O avanço da covid-19 não se dá apenas nos centros urbanos, comunidades rurais também estão preocupadas com o avanço da doença. Os quilombos brasileiros já notificaram 26 mortes, conforme o último levantamento divulgado pela Coordenação Nacional de Articulação das Comunidades Negras Rurais Quilombolas (Conaq).

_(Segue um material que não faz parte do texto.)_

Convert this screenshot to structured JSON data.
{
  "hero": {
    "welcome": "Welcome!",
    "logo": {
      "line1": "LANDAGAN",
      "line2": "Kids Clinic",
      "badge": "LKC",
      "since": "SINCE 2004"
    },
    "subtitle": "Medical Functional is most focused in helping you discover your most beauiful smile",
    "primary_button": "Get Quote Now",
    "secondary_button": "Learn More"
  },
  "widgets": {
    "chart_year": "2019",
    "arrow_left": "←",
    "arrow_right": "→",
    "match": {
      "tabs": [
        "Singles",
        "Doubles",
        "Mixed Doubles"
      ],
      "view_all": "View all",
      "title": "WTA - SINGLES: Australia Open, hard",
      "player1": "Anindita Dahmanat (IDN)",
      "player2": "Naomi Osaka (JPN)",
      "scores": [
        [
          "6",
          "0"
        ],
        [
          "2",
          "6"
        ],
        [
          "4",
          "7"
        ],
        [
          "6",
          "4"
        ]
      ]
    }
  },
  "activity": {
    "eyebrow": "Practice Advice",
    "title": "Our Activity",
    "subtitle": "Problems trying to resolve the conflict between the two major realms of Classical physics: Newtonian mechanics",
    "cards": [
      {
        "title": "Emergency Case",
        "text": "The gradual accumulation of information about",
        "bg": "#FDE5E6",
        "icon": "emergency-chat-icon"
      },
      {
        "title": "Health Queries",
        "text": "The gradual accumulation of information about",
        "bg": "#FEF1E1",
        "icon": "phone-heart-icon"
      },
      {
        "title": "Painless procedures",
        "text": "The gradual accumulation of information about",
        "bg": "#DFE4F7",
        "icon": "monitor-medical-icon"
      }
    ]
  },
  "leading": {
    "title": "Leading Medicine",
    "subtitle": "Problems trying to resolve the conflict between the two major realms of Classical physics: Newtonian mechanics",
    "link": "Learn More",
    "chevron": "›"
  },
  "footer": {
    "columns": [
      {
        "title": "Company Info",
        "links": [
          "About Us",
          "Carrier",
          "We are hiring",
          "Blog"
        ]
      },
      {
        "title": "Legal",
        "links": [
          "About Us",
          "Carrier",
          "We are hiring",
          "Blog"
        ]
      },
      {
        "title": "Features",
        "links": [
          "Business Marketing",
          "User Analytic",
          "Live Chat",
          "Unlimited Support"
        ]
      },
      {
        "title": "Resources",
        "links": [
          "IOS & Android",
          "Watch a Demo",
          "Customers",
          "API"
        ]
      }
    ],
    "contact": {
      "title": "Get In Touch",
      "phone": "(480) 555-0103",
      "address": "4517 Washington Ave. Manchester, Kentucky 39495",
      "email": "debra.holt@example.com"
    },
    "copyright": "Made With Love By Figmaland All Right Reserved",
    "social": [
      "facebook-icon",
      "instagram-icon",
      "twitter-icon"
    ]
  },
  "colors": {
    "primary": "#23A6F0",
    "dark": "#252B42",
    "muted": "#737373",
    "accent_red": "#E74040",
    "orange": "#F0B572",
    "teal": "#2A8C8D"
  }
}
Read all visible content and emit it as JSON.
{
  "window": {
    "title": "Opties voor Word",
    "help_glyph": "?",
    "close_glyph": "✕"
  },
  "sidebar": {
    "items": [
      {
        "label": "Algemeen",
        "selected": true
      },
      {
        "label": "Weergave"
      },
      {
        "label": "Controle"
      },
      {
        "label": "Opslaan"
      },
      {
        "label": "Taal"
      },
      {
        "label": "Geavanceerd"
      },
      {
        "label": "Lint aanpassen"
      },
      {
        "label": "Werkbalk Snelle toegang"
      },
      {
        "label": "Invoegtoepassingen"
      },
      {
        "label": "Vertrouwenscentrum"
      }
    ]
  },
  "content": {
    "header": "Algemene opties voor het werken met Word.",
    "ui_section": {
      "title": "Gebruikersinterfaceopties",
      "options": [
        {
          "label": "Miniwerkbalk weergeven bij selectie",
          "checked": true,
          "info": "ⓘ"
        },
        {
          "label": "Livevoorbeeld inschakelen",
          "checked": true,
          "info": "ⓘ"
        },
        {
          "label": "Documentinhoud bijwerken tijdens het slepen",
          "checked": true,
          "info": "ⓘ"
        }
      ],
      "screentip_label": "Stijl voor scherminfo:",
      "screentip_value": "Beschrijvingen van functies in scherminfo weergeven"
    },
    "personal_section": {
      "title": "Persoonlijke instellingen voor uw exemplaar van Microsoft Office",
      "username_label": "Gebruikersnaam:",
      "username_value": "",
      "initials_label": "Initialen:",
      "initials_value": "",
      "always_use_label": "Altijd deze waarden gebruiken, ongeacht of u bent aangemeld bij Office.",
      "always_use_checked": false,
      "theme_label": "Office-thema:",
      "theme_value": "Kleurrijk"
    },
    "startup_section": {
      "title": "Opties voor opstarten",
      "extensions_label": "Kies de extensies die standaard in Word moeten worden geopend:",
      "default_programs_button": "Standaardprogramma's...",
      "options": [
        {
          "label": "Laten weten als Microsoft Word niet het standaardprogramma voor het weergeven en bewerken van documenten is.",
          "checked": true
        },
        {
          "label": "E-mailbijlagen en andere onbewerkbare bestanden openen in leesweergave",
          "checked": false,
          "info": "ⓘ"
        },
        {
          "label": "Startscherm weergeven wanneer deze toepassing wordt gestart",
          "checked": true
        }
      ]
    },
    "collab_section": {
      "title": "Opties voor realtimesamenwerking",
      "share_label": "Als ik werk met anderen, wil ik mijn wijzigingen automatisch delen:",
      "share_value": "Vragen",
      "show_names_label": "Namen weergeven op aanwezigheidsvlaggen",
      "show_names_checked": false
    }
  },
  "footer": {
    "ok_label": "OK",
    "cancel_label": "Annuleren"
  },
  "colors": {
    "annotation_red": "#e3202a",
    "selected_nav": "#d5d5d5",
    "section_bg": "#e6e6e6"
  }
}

De acordo com a entidade, os dados revelam uma alta taxa de letalidade da doença entre os quilombolas. Já são 150 casos confirmados com média de um óbito a cada dois dias. “A desigualdade do enfrentamento ao coronavírus, que já se mostra evidente nas periferias urbanas, terá um impacto arrasador nos quilombos, se a doença mantiver este ritmo de alastramento e letalidade”, afirma a Conaq.
A quilombola Givânia Maria da Silva, doutoranda em sociologia na Universidade de Brasília (UnB), pontua que as dificuldades encontradas nos quilombos para conter o vírus são uma “extensão do que as comunidades já vivem historicamente”. A falta de acesso às políticas públicas de saúde, de educação de infraestrutura, além da falta de regularização dos quilombos são alguns dos problemas estruturais citados por Givânia que contribuem para a crise nas comunidades.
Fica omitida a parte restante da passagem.